С Отто никто не спорил, ведь он был экспертом по черному рынку и, следовательно, по всем расчетам.
Погас свет, на импровизированном экране замелькали цветные кадры. Все радостно взревели: кино! сразу! без кинохроники! Появились титры: «Die Frau Meiner Träume». Буря восторга. Марика Рёкк запела:
— In der Nacht ist der Mensch nicht gern alleine…
— Еще как бывают! — не выдержал кто-то.
— О, Марика! О, Юлия! — неслось со всех сторон.
— Молчите, дрочилы! — крикнула Эльза. — Дайте кино посмотреть.
— Эй, механик, крути по новой! — заорал Клинк. — Девушка начало пропустила!
— Девушка нашей мечты! — поддержал его Отто Гартнер.
Насилу угомонились. Механик пустил фильм сначала. Смотрели молча, только иногда кто-нибудь шмыгал носом, узнавая, как ему казалось, родные места. Зато, когда закончилась последняя бобина, поорали вволю, постучали сапогами по полу. Все сразу достали сигареты и трубки, дружно закурили, во время фильма о куреве как-то забыли.
Вдруг вновь застрекотал аппарат, луч проектора прошил плывущий по помещению дым. На экране пошли черно-белые кадры хроники «Вохеншау». Шестьдесят две женщины и молодые девушки, изнасилованные и убитые русскими солдатами в Хеммерсдорфе в Восточной Пруссии. Почти все, сидевшие в харчевне, уже видели этот выпуск, но от этого их возмущение и ярость не стали меньше. После просмотра фильма они даже усилились. Вот что грозит всем немецким женщинам, их матерям, невестам, подружкам и сестрам, чей образ персонифицировался сегодня для них в лице простой немецкой девушки Марики Рёкк с ее лучистыми глазами, веселой улыбкой, божественным голосом и крепкими ногами. Их пальцы шевелились, сжимая невидимое оружие. Они готовы были немедленно ринуться в бой. У Юргена не было необходимости заниматься разъяснительной и воспитательной работой.
Но вечер на этом не закончился.
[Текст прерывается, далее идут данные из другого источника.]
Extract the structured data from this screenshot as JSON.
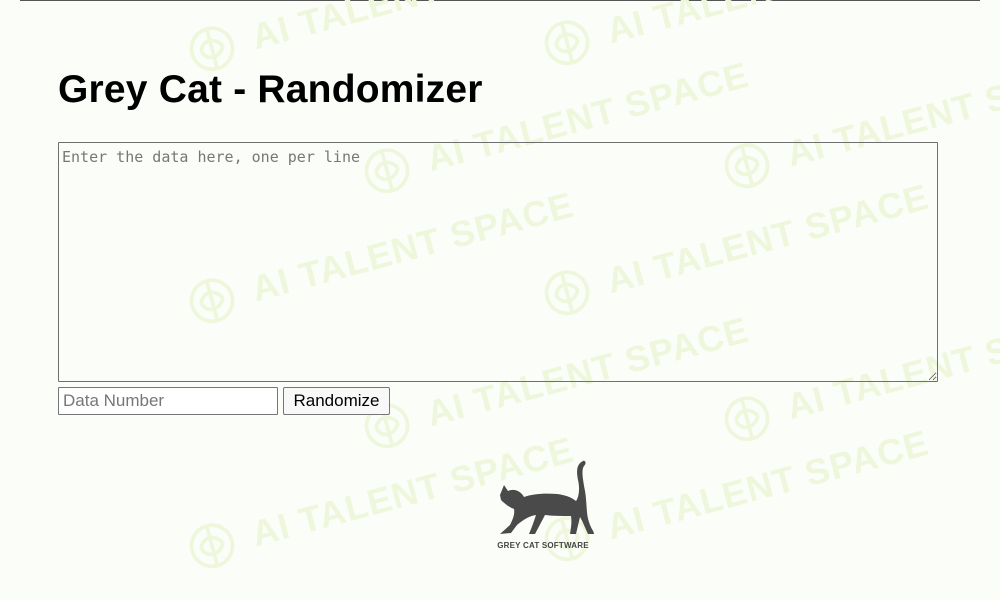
{
  "page": {
    "title": "Grey Cat - Randomizer"
  },
  "form": {
    "data_placeholder": "Enter the data here, one per line",
    "data_value": "",
    "number_placeholder": "Data Number",
    "number_value": "",
    "randomize_label": "Randomize"
  },
  "brand": {
    "name": "GREY CAT SOFTWARE",
    "logo_icon": "cat-icon"
  },
  "watermark": {
    "text": "AI TALENT SPACE",
    "icon": "brain-icon"
  },
  "colors": {
    "background": "#fbfdf8",
    "watermark": "#eef7dc",
    "cat": "#4a4a4a"
  }
}
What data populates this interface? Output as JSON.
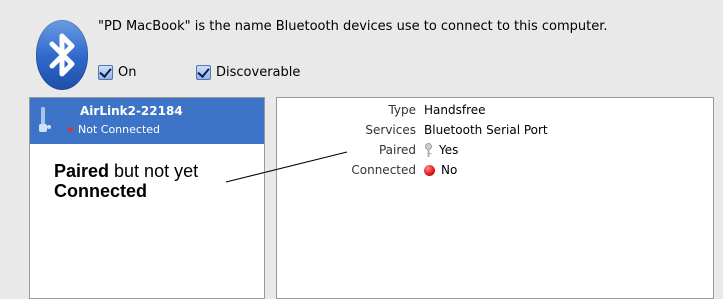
{
  "header": {
    "name_message": "\"PD MacBook\" is the name Bluetooth devices use to connect to this computer."
  },
  "options": {
    "on_label": "On",
    "on_checked": true,
    "discoverable_label": "Discoverable",
    "discoverable_checked": true
  },
  "devices": [
    {
      "name": "AirLink2-22184",
      "status": "Not Connected",
      "selected": true
    }
  ],
  "details": {
    "type_label": "Type",
    "type_value": "Handsfree",
    "services_label": "Services",
    "services_value": "Bluetooth Serial Port",
    "paired_label": "Paired",
    "paired_value": "Yes",
    "connected_label": "Connected",
    "connected_value": "No"
  },
  "annotation": {
    "part1_bold": "Paired",
    "part2": " but not yet",
    "part3_bold": "Connected"
  },
  "colors": {
    "selection": "#3d74c7",
    "status_red": "#e3323a"
  },
  "icons": {
    "bluetooth": "bluetooth-icon",
    "device": "headset-icon",
    "paired": "key-icon",
    "connected": "red-dot-icon"
  }
}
Солдаты выходили из харчевни, возбужденно обсуждая увиденное в хронике.
— Это дело рук банды Рокоссовского, — сказал кто-то.
— Все большевики бандиты, — раздался другой голос.
— Но у Рокоссовского воюют самые настоящие бандиты, убийцы и насильники, выпущенные из тюрем только для того, чтобы убивать нас, немцев, и насиловать немецких женщин, — сказал первый.
— Точно, штрафники, — встрял третий.
— Только с мирным населением и умеют воевать.
— Наши такие же трусы и воры.
Тут Юрген не выдержал:
— Но-но, полегче, товарищ, не свисти, чего не понимаешь.
— А ты кто такой? Ишь, недомерок, а туда же!
— Да это же штрафники! Гляди, без знаков различия!
— Ничейная команда!
— А у меня вчера шинель сперли. Не иначе как они!
— Ты на кого баллон катишь, фраер? — выступил вперед Зепп Клинк. В руке у него поблескивал нож.
Юрген вдруг обнаружил, что конец его ремня намотан ему на руку, а пряжка свистит в воздухе, образуя круг над его головой. Чуть поодаль изображает мельницу Брейтгаупт с доской от скамьи в руках. Нож Клинка быстро мелькает возле глаз солдат из других подразделений, заставляя их в ужасе отшатываться и отступать назад. Фридрих, Целлер, Гартнер, Тиллери, Блачек, — все держатся молодцами. Эльза поливает всех матом, выставив вперед руки со скрюченными пальцами: а ну попробуй подойти: зенки-то повыцарапываю! Даже Граматке разбрызгивает вокруг ядовитую слюну.
— Отходим! — скомандовал Юрген. — Эльза, Эбби, Цойфер, Киссель, Граматке — в середину. Остальные — в каре. Вперед!
— Отработали командные действия, — докладывал Юрген подполковнику Фрике на следующий день, — солдаты почувствовали локоть товарища в обстановке, максимально приближенной к боевой, обошлись без потерь.
— Не обошлись, — сказал Фрике, — вот рапорты. — Он потряс несколькими листами бумаги.
— Какие же учения без потерь, — меланхолично заметил Юрген и бодро: — Дальше штрафбата не сошлют!
— Солдат — да, — сказал Фрике, — на них и не пишут. А вот на их неизвестного командира с погонами фельдфебеля…
— Полагаю, мы должны провести служебное расследование, установить личность этого неизвестного фельдфебеля и примерно его наказать, — вмешался присутствовавший при разговоре Вортенберг.
— Несомненно, — ответил Фрике. — Приступайте к поискам немедленно, обер-лейтенант. Я составлю и подпишу соответствующее распоряжение и пошлю копию в штаб дивизии.
— Разрешите идти? — спросил Юрген.
— Идите, фельдфебель Вольф, и постарайтесь не попадаться на глаза… — Фрике усмехнулся, — обер-лейтенанту Вортенбергу.